はっきり言って私には青龍と白虎の盃の件には興味がない。


両者がどうなろうと、どうでもいいこと。



しかしながら―――私は今この状況を楽しんでいる。




―――この夜、運命をも変える動きが各々に降りかかった。




◇◆◇◆◇◆◇





しんと静まり返った龍崎家の縁側で、一人の少年があぐらを掻きぼんやりと空を眺め上げている。

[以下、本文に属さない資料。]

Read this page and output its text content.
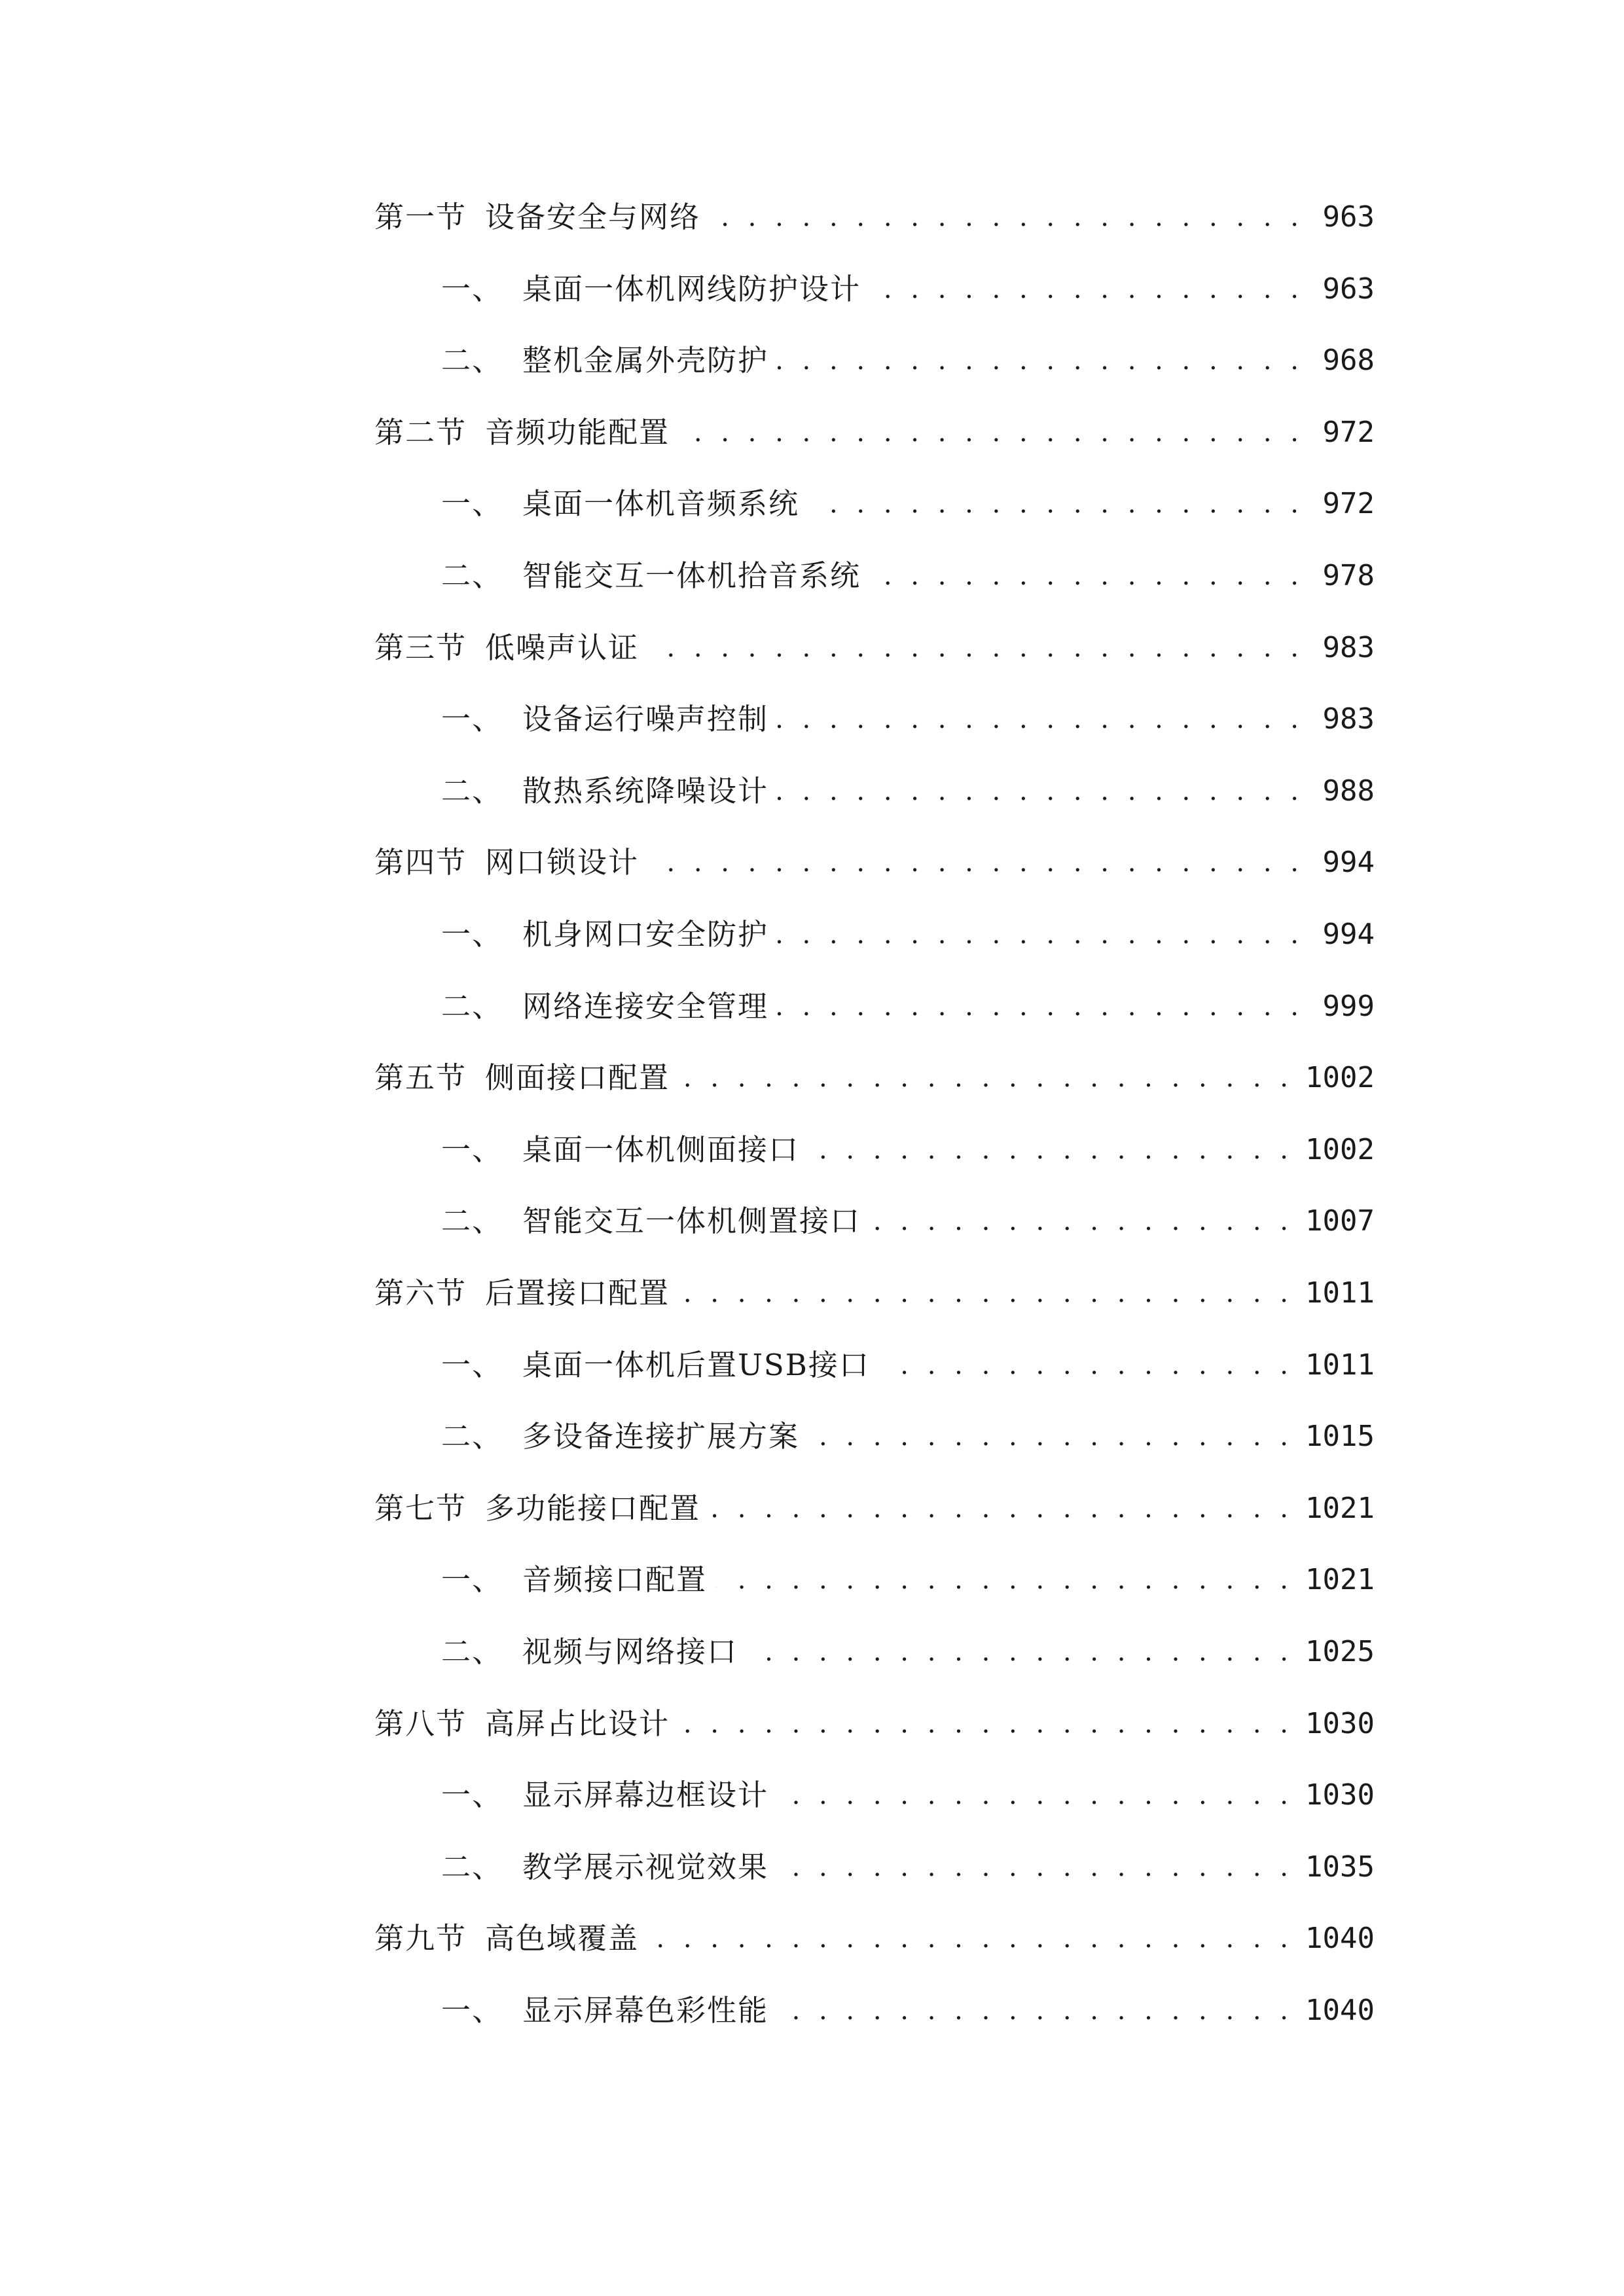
第一节 设备安全与网络 . . .	963
一、 桌面一体机网线防护设计 . . .	963
二、 整机金属外壳防护 . . .	968
第二节 音频功能配置 . . .	972
一、 桌面一体机音频系统 . . .	972
二、 智能交互一体机拾音系统 . . .	978
第三节 低噪声认证 . . .	983
一、 设备运行噪声控制 . . .	983
二、 散热系统降噪设计 . . .	988
第四节 网口锁设计 . . .	994
一、 机身网口安全防护 . . .	994
二、 网络连接安全管理 . . .	999
第五节 侧面接口配置 . . .	1002
一、 桌面一体机侧面接口 . . .	1002
二、 智能交互一体机侧置接口 . . .	1007
第六节 后置接口配置 . . .	1011
一、 桌面一体机后置USB接口 . . .	1011
二、 多设备连接扩展方案 . . .	1015
第七节 多功能接口配置 . . .	1021
一、 音频接口配置 . . .	1021
二、 视频与网络接口 . . .	1025
第八节 高屏占比设计 . . .	1030
一、 显示屏幕边框设计 . . .	1030
二、 教学展示视觉效果 . . .	1035
第九节 高色域覆盖 . . .	1040
一、 显示屏幕色彩性能 . . .	1040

その目は焦点が定まっておらず、視線はあやふやなまでに空と地上を行き来していた。


「朔羅―――……」


愛おしい女の名前を呼んで、


龍崎 戒は手のひらを見つめていた。


その手のひらの中で朔羅を思い浮かべて、彼はその手をぎゅっと握った。


「なぁんで、行かせちまったんやろな、俺……」


思わず出た後悔の念に慌てて口を噤むも、誰も聞いてはいないし、そもそも咎める人間もいない。


深くため息を吐いて彼は夜空を再び見上げた。





◇◆◇◆◇◆◇


「あ~あ…終わっちゃいましたね」


遠く離れた花火会場で少女の残念そうな声があがった。


少女の名前は川上 理子。朔羅の親友で、傍らに朔羅と同居人の白虎の男、


鷹雄 響輔を連れている。



響輔は曖昧に笑って、同じように空を仰いだ。




「戒さん……あなたも損な性格ですね」





響輔は戒を龍崎 琢磨に託したことを知っている。


知っていて、敢えて止めなかった。


彼もまた―――損な役割を担っているのだ―――






強く美しく―――心優しき白虎の少年たち。



歳若い彼らが今後どう動くのかが楽しみではあります。